22 Maggio 2017

Dizionario del complottismo

Fonte:

www.lepoint.fr

Autore:

Nicolas Loïc

Perché le teorie sul complotto sono così attrattive?

Alcune tra esse arrivano a incantare e riordinare il mondo. Piccola decrittazione del vocabolario e del funzionamento delle teorie del complotto.

Viviamo in un’epoca estremamente complessa e difficile. Questa complessità è fonte di preoccupazioni e interrogativi, in particolare sul futuro della democrazia e della pace e, per utilizzare un parolone, sul “senso della storia” (la grande, ma anche la piccola, quella che attraversa il quotidiano di tutti). Conflitti armati, attentati terroristici, tensioni religiose, crisi economica, sfida climatica … ogni giorno, tutto ci ricorda quanto siano fragili le nostre vite; come la nostra esistenza collettiva è incerta; quanto siamo vulnerabili. Nell’era dell’informazione continua, è impossibile sottrarsi.

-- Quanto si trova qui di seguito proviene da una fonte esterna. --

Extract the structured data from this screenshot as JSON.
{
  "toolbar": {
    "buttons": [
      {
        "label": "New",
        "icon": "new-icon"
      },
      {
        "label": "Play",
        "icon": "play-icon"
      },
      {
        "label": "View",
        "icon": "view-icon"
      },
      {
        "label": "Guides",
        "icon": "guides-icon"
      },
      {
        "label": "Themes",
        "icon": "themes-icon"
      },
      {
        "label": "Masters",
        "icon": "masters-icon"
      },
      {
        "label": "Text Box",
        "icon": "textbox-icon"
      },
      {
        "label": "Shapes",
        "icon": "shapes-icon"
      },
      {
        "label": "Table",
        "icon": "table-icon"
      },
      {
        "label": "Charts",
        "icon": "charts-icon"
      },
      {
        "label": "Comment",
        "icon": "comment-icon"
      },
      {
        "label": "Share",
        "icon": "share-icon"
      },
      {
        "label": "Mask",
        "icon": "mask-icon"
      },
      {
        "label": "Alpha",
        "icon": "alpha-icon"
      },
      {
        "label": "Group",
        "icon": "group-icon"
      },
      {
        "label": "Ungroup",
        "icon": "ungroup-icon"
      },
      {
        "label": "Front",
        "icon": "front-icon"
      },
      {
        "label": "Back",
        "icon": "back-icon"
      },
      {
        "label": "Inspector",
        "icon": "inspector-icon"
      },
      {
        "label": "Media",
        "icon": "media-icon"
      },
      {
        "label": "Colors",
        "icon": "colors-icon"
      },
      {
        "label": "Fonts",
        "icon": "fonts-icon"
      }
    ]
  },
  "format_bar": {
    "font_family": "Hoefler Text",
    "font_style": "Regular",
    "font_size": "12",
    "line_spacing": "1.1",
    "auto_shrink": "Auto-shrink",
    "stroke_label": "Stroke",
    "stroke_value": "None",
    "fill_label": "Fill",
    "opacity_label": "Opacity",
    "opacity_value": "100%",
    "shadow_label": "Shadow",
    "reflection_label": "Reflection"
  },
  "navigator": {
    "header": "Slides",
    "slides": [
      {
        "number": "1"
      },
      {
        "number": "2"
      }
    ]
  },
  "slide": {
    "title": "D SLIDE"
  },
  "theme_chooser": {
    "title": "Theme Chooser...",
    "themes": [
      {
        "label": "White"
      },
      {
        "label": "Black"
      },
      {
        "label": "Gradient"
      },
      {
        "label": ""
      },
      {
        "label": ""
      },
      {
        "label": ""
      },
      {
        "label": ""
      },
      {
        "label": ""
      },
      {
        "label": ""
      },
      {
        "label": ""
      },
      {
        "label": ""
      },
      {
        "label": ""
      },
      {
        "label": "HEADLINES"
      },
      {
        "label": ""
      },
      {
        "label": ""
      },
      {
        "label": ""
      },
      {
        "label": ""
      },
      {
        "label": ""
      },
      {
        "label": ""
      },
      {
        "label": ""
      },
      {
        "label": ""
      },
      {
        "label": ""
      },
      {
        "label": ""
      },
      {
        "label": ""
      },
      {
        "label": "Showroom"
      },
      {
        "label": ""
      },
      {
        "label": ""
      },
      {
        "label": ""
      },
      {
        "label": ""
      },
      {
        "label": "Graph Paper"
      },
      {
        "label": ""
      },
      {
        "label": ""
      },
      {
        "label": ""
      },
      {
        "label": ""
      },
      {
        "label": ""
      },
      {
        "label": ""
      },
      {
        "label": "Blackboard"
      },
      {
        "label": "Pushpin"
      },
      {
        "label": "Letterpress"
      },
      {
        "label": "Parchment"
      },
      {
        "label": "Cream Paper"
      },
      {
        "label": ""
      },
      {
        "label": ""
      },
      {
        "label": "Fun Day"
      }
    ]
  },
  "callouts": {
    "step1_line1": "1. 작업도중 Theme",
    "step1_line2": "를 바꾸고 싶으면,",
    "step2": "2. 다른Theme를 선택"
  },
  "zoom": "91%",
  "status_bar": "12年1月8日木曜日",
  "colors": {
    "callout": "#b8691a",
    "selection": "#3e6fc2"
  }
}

Allo stesso tempo, questo permanente richiamo alla nostra impotenza fa violenza alla nostra condizione di “moderni”. Ciò minaccia il nostro instancabile desiderio di trasparenza, ordine e risultato. Noi ameremmo davvero avere presa sugli eventi del mondo e non essere fragili. Aspiriamo alla sicurezza, sia essa fisica, sociale, professionale, familiare nonché emozionale. Ma, senza sosta, il mondo e la Storia ci rimandano un’altra immagine di noi stessi: quella di individui la cui comprensione delle cose è inevitabilmente, limitata, parziale, dubbia e caotica. Questa posizione, francamente, non è comoda per nessuno. Contro un mondo in crisi, le teorie del complotto offrono quindi una via di fuga facile e rassicurante.

Il senso perduto e la via del complotto

Nel mondo secolarizzato e “disincantato” che è il nostro, l’immediatezza del senso è scomparsa. Di fronte a degli avvenimenti drammatici, il più delle volte, siamo disorientati, senza punti di riferimento e in preda alla paura. Ci rifiutiamo di credere nella “coincidenza selvaggia” e la consideriamo come un’altra cattiva causa di vulnerabilità. Pertanto, le teorie del complotto arrivano a incantare e riordinare il mondo e al tempo stesso danno corpo alla casualità. Questo è ciò che le rende così attrattive. Con esse, tutto è chiaro, trasparente, evidente, luminoso: gli avvenimenti drammatici hanno un senso; il mondo, malgrado tutto, è giusto; i cattivi saranno puniti; l’esistenza del complotto è indubbia; la verità (pura, eterna, radiante) trionferà. Pertanto, le teorie in questione forniscono una visione del mondo e della Storia in cui tutto è in ordine; dove il caso è sparito. Visione comoda e rassicurante che fissa la direzione escludendo la possibilità del dubbio. Ad un costo molto basso, queste teorie aiutano coloro che lo invocano a ripristinare il loro potere esplicativo perduto. Ma diffondere una teoria – sui social network o altrove – è necessariamente aderirvi, crederci? Il sentimento di riconquista e di possesso del significato non è forse, dopo tutto, più importante del significato stesso? La risposta ad entrambe le domande deve, a mio avviso, essere positiva. Pertanto, la lotta al complottismo richiede di attaccarsi di meno a delle credenze potenziali piuttosto che provare a trasmettere gli strumenti per la pratica autentica della critica, del dibattito e del disaccordo – strumenti che riguardano appunto l’addomesticamento della vulnerabilità. Ciò implica anche identificare le modalità della retorica complottista. A questo proposito meritano di essere individuate cinque tecniche (o strategie).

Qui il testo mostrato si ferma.